I consider myself a decisive person most of the time.
Or, to use a pop psychology term, I’m a “satisficer.”
Satisficers are willing to make a choice that seems good enough and move forward with few regrets.
The alternative is being a “maximizer,” who puts tremendous thought and research into making the best decision possible.
According to decision-making research, maximizers actually do make better decisions after all that work. But it takes them longer. And they tend to be less satisfied even after a decision is made.
It didn’t take long for me to decide being a satisficer was way better.
In fact, I’ve always been pretty proud of my satisficer status, dashing Sonic-the-Hedgehog style past all the maximizers in my life as they hunched over their review sites. Look at me! I felt like shouting. Making decisions and taking names!
Then I had to pick a paint color for my walls.
I know nothing about what color walls should be. Why are there so many colors of paint? Why are there so many colors of white paint?
And what factors was I supposed to consider as I chose among them?
Also: Gloss? Semi-gloss? Matte? Flat?
Suddenly, and unexpectedly, I was a “maximizer.”
I was perusing endless design sites and color blogs, unclear which advice applied, sure I was going to make a wrong decision and have to live forever with the consequences of the wrong white paint, which seemed to grow more serious the longer I scrolled through the options.

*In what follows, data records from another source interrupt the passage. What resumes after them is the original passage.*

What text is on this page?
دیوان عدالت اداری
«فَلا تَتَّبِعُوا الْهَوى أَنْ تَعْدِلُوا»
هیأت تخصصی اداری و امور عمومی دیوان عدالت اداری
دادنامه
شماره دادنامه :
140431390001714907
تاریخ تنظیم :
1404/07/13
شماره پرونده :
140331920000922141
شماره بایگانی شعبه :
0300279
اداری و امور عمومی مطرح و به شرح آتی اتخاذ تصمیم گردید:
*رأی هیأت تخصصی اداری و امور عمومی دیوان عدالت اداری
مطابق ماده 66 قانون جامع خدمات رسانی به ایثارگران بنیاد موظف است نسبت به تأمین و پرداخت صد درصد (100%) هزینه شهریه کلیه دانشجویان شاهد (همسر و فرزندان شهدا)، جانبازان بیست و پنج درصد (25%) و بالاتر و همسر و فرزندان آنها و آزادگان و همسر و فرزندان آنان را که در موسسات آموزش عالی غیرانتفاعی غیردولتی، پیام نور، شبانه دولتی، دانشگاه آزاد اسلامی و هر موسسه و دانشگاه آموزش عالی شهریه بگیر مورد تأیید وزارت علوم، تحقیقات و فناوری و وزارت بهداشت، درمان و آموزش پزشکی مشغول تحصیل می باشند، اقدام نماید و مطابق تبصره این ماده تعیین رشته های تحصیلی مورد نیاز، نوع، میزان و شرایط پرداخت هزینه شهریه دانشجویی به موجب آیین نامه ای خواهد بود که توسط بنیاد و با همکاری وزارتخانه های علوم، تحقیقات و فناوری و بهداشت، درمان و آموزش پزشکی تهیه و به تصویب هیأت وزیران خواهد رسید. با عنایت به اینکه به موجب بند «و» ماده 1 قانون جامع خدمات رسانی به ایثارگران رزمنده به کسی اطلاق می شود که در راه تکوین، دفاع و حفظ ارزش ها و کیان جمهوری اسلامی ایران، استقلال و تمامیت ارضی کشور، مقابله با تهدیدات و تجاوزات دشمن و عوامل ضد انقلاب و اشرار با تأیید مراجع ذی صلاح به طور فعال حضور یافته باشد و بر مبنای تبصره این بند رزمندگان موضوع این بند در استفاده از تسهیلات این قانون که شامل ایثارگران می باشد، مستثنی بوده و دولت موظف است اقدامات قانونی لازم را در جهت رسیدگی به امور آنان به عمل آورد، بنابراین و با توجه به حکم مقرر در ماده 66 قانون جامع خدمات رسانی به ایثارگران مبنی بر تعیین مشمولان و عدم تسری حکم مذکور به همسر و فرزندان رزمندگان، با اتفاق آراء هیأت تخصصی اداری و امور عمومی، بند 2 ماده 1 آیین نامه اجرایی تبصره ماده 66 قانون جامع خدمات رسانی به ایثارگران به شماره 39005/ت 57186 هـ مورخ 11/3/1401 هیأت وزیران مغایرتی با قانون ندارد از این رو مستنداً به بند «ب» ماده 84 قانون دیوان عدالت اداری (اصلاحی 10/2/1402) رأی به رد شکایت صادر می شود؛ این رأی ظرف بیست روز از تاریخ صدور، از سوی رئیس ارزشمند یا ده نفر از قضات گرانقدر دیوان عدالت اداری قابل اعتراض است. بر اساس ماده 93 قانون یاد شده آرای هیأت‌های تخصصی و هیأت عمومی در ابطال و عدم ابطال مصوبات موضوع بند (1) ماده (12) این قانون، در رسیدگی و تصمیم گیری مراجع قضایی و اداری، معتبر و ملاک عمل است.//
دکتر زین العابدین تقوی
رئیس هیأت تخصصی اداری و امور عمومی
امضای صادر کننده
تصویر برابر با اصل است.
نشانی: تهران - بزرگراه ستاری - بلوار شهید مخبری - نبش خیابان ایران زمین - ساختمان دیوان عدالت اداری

Eventually I texted a realtor friend. She said she liked Sherwin Williams “Pure White” as a neutral, can’t-go-wrong color for staging houses.
My walls are now “Pure White” and probably always will be.
“Satisficer” and “maximizer” are still useful concepts. But the line between them might not be as defined as pop psychology suggests.
There are factors that make it easier to be decisive. . .
- confidence in your own judgment on a particular subject
- confidence that the stakes are low
. . . and factors that make it harder.
- way too many choices
- decision fatigue (or just plain old fatigue)
The good news is, you can address some of these factors.
Like so many teaching traits, decisiveness is less a permanent setting than a dial you can adjust upwards or downwards.
Here are three mental tricks that might help.
1: Consider whether a B-plus decision might “B okay.”
Teachers get constant reminders that the job is important. But the stakes of any given decision aren’t always as high as they seem. No matter what the tote bag claims, “One hundred years from now. . . ” nobody will care whether you accepted a late math assignment. Or didn’t. It’s fine.
2: Imagine stretching a Slinky out as far as it will go.
Teaching holds many risk factors for getting stuck in perfectionist loops, zig-zags of indecision, or dreaded combination of the two: the Indecisive-Perfectionist Slinky of Doom. Imagine how much farther a Slinky could reach if it weren’t so tightly coiled. Now imagine what would happen if you took the energy you spent doubling back and forth between options and used it to move forward, in a straight line, directly toward the minimum viable version of your decision. And then onto whatever is next.
3: Learn to recognize when you’re decisioned-out for the day.
If you’ve had a long day, minor decisions can feel major. Easy decisions can feel hard. Your internal debate can feel more like a cranky committee meeting where everybody skipped lunch. This is not the time to make any decision at all, if you can help it.
Being decisive isn’t always the right goal for the moment. It’s okay to say, “I just can’t make this decision right now.” Even if you’re saying it to yourself.